Solving quadratic equations without the quadratic forumla Is it possible to solve the following equation, in terms of $q$, without using the quadratic formula?
$t - (m-q)^2 = v - (m-p)^2$
I asked a similar question this morning (about the quadratic formula), but wondered if there was another approach, for the sake of completeness really!
Many thanks.
 A: Since our equation has very special form, we do not need the quadratic formula to "isolate" $q$.  

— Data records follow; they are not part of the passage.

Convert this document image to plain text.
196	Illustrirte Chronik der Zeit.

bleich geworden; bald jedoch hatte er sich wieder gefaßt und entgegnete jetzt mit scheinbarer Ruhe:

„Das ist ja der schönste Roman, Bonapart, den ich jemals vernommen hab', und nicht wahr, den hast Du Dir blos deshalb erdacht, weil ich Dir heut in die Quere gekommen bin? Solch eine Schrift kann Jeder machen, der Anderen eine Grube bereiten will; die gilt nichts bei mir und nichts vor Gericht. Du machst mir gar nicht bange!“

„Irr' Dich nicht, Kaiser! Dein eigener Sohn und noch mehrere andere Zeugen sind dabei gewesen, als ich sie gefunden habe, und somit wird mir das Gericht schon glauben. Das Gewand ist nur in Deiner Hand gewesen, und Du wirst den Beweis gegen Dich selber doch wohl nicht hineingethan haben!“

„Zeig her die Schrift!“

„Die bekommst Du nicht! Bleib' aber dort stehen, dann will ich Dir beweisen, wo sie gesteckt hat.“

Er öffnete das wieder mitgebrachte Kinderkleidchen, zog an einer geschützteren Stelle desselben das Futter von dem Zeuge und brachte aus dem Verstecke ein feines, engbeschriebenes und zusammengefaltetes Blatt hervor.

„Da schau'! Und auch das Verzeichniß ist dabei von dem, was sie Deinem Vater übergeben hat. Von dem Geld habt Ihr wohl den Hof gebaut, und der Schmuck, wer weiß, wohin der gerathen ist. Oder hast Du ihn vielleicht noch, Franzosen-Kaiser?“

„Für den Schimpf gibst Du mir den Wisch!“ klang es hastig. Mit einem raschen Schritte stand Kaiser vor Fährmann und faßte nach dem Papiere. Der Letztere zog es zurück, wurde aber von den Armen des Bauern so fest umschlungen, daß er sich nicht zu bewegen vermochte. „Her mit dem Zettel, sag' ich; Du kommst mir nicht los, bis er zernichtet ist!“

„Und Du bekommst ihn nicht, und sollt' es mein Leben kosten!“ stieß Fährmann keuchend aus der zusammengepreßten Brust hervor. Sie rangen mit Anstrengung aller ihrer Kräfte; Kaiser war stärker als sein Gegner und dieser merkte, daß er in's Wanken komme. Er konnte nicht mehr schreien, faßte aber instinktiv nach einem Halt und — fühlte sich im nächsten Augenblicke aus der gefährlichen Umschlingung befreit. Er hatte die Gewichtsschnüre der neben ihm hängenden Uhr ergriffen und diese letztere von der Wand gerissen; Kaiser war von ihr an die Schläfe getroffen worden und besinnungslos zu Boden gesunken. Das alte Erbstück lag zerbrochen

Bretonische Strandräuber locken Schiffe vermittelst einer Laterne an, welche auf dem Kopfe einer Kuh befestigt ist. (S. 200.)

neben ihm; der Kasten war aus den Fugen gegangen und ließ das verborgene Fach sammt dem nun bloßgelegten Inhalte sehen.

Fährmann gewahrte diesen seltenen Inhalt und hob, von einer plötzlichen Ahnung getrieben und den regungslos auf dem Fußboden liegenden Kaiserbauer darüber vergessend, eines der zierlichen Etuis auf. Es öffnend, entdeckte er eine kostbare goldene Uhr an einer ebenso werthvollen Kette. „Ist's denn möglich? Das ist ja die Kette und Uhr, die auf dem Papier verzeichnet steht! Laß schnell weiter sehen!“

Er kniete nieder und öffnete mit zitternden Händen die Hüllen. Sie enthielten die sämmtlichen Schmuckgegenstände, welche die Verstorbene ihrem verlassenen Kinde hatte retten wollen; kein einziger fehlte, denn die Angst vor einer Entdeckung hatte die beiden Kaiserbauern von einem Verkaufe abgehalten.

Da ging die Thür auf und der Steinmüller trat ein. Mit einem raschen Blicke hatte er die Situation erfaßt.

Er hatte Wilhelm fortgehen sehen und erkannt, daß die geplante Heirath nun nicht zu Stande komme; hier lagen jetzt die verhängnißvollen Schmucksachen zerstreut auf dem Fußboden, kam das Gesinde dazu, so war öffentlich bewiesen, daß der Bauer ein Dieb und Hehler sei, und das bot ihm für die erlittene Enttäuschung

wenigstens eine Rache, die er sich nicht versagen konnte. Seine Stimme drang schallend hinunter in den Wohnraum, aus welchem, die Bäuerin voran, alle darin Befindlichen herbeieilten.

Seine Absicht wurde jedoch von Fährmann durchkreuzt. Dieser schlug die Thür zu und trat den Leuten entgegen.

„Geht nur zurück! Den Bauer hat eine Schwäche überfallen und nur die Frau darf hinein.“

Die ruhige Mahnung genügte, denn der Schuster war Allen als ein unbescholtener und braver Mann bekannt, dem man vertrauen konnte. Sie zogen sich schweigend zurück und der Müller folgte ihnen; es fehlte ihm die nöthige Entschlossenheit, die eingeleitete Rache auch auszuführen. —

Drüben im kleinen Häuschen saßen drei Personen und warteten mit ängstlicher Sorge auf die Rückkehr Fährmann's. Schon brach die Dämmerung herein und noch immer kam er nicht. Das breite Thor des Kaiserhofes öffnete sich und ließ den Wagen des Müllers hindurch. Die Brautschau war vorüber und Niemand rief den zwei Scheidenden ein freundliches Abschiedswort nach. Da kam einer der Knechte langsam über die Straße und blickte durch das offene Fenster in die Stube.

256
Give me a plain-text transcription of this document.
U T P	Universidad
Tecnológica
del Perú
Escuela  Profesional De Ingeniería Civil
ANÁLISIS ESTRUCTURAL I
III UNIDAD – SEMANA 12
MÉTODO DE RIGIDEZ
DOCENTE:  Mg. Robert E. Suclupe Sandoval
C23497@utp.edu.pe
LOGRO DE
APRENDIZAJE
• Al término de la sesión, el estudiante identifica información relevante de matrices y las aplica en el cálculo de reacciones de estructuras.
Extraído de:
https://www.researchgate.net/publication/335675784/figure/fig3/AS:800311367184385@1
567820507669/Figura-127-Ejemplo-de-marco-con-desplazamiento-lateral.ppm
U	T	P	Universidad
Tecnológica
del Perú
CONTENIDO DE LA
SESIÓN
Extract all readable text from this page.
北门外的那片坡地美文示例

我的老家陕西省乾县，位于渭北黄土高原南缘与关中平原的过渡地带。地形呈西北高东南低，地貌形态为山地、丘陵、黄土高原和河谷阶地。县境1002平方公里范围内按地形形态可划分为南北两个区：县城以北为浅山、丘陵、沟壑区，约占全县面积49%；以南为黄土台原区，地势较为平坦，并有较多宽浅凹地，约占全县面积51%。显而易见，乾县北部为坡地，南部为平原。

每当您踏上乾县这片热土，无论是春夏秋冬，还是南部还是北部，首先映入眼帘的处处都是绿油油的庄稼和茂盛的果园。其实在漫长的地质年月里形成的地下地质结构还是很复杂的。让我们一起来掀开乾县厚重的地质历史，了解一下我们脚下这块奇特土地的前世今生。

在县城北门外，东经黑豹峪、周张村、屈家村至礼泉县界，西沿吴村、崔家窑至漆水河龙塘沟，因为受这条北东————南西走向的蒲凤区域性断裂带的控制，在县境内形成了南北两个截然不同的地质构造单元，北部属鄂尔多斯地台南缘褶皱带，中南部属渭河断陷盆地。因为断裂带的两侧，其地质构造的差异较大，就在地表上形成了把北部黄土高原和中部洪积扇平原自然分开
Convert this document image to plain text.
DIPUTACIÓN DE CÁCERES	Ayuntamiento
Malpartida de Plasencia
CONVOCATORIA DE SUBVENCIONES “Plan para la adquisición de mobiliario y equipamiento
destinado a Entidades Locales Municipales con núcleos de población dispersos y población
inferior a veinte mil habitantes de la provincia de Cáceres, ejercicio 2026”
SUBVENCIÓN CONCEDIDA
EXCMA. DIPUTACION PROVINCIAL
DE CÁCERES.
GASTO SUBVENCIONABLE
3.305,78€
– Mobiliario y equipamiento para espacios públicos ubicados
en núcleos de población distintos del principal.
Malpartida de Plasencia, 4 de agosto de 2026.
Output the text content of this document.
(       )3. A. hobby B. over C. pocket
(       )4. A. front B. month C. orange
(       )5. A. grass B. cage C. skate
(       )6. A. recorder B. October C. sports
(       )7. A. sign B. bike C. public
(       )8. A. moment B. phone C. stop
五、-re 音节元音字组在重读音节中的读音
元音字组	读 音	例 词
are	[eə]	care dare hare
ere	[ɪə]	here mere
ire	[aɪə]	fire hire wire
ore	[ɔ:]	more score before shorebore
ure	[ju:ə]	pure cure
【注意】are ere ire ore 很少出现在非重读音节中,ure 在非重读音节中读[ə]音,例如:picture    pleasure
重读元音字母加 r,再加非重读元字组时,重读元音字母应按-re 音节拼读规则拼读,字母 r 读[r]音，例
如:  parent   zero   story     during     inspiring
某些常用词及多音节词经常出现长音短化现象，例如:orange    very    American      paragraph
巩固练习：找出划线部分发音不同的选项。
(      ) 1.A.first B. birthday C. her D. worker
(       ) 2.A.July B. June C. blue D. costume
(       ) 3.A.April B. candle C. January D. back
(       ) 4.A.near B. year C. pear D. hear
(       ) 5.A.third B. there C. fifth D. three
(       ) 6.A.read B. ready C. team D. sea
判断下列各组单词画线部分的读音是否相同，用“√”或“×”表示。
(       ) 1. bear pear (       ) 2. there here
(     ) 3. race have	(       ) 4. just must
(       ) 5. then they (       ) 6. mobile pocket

The equation has shape $A-(m-q)^2=B$. Rewrite it as $(m-q)^2=A-B$, and then as $q-m=\pm\sqrt{A-B}$, which yields $q=m\pm\sqrt{A-B}$.
A: Based off of what you had in your previous answer, here is a way to solve this without using the quadratic formula, although we will actually derive the quadratic formula in the process.
$$t-(m-q)^2 = v - (m-p)^2$$
Start out by moving everything except $(m-q)^2$ to the RHS and switching signs on both sides to obtain:
$$(m-q)^2 = (m-p)^2 + t - v$$
Now, $(m-q)^2 = (q-m)^2$, so we can rewrite this as
$$(q-m)^2 = (m-p)^2 + t - v$$
Then take the square root of both sides and we get
$$q-m = \pm \sqrt{(m-p)^2 + t - v)}$$
($\pm$ being shorthand for the two solutions, one with a $+$, one with a $-$)
And solving from here is a matter of moving $m$ to the other side.
But what you will see if you expand it out exactly as done in the previous question, is that in effect this derives the quadratic formula.
A: $(m-q)^2=t-v+(m-p)^2$, so:
 $m-q=\pm\sqrt{t-v+(m-p)^2}$ and finally: $q=m\mp\sqrt{t-v+(m-p)^2}$